I hung up, stared at the phone for a minute, and then dialed my number in LA. It rang twice and then Josh picked it up.
“Hi,” I said.
“Hi, I was thinking about calling you.”
It felt awkward to be talking to him, having so much going on without any coherent way of saying it. “Sara Windsor was killed last night.”
“What happened?”
“Cops think she got drunk and fell into the pool.”
“You don’t.”
Wearily I said, “I don’t know what I think. I just wanted to hear your voice.”
“Henry.” His voice was low with worry. “Are you okay?”
“I miss you.”
“I think I should come up there.”
“In a couple of days, maybe. I have to go to San Francisco tonight. And to Oakland. I’m not sure when I’ll be back.”
“Do you always have to carry everything by yourself?”

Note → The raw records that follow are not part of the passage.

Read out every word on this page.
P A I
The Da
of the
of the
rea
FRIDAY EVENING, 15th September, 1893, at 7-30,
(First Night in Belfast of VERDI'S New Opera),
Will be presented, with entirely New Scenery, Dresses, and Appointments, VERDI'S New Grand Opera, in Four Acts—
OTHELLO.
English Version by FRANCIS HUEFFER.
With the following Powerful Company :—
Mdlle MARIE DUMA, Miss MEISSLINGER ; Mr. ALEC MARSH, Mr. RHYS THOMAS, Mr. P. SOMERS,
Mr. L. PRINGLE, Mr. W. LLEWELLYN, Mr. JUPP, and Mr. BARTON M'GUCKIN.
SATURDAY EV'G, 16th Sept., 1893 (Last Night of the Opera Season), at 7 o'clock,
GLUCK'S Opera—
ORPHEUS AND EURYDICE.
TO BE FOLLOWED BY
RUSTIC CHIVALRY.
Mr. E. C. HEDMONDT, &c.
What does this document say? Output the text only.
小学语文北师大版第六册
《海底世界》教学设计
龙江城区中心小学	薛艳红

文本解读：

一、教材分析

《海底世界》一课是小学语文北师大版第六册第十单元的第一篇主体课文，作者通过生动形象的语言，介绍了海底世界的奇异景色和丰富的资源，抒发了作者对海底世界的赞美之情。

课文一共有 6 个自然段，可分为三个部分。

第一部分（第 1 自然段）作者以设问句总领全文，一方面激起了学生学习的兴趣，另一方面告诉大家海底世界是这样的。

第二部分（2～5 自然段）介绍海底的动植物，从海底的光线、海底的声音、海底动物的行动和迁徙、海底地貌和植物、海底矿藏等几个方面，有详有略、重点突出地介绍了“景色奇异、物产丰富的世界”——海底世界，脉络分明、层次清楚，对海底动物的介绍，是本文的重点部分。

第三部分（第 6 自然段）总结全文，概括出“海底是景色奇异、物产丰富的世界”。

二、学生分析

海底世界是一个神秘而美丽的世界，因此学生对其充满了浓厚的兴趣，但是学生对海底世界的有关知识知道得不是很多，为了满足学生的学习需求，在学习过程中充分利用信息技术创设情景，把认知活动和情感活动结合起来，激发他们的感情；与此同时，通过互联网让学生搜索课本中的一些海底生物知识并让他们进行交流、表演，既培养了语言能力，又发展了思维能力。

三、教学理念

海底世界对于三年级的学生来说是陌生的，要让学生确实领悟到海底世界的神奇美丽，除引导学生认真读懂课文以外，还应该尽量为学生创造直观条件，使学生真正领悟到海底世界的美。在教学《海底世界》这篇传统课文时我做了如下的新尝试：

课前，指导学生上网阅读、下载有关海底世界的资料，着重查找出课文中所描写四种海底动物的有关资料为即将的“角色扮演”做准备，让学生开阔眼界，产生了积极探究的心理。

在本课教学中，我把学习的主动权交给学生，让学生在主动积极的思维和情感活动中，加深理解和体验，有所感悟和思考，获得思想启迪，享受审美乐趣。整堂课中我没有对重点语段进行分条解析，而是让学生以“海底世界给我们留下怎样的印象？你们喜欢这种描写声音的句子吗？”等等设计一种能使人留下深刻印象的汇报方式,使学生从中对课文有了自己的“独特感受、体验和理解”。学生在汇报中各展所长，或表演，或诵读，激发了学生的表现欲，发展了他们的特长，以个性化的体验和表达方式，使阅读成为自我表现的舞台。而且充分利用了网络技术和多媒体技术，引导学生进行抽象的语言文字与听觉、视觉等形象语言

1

“I’m trying not to. That’s why I called.”
“Call me tomorrow, okay?”
“I promise.”
I pulled into the driveway at Terry’s house on Noe and parked. I’d no sooner gotten my bag out of the trunk than I heard the door opened and looked up to see Kevin at the top of the stairs, wineglass in hand, still in his suit, but barefoot.
“Howdy, you need a hand?”
I made my way up the stairs, shaking my head. “You just get home?”
“Yep. Terry’s meeting us at the restaurant.” He moved aside to let me pass. I put my bag down in the hall. “You want a Coke or something?”
“Coffee?”
“There’s some left from this morning. Come on up.”
I followed him into the kitchen. A French door led outside to a deck that overlooked China Basin.
“Our reservation’s not till nine,” he explained, pouring me a mug of coffee. “Come outside.”
I followed him out to the patio and watched him roll a joint on the railing. He lit it and inhaled.
“Too bad you’ve given up intoxicants,” he wheezed. “I brought this back from Maui.”
“Does Terry …”
He exhaled. “Nope. She leaves the room when I light up.” He shrugged. “You look like you had a hard day, Henry.”
“I heard a pretty scary story this morning.”
He took another hit and nodded. “Yeah? I like scary stories.”
“My client was raped by his mother.”
He lifted an eyebrow. “That’s what I like about this business. If you stick around long enough, you’ll hear everything.”
“Sometimes I can’t believe what people do to each other.”
“Believe it,” he said. “There’s nothing that hasn’t been done by someone to someone. People settling scores is what keeps us in business.”
I nodded. “Maybe that’s why the cops have fabricated evidence against my client.”
“That only happens on
L.A. Law
,” he replied, and took another toke from the joint.
“Come on, Kev, it happens every day. You get a cop on the stand in a suppression motion after your client’s just finished telling you they broke down the door and held him at gunpoint and you ask, ‘Now Officer Jones, isn’t it true that you broke down the door’ and what’s he going to do, admit it? No, he’ll say ‘We knocked and the defendant let us in.’ They know who the judge is going to believe.”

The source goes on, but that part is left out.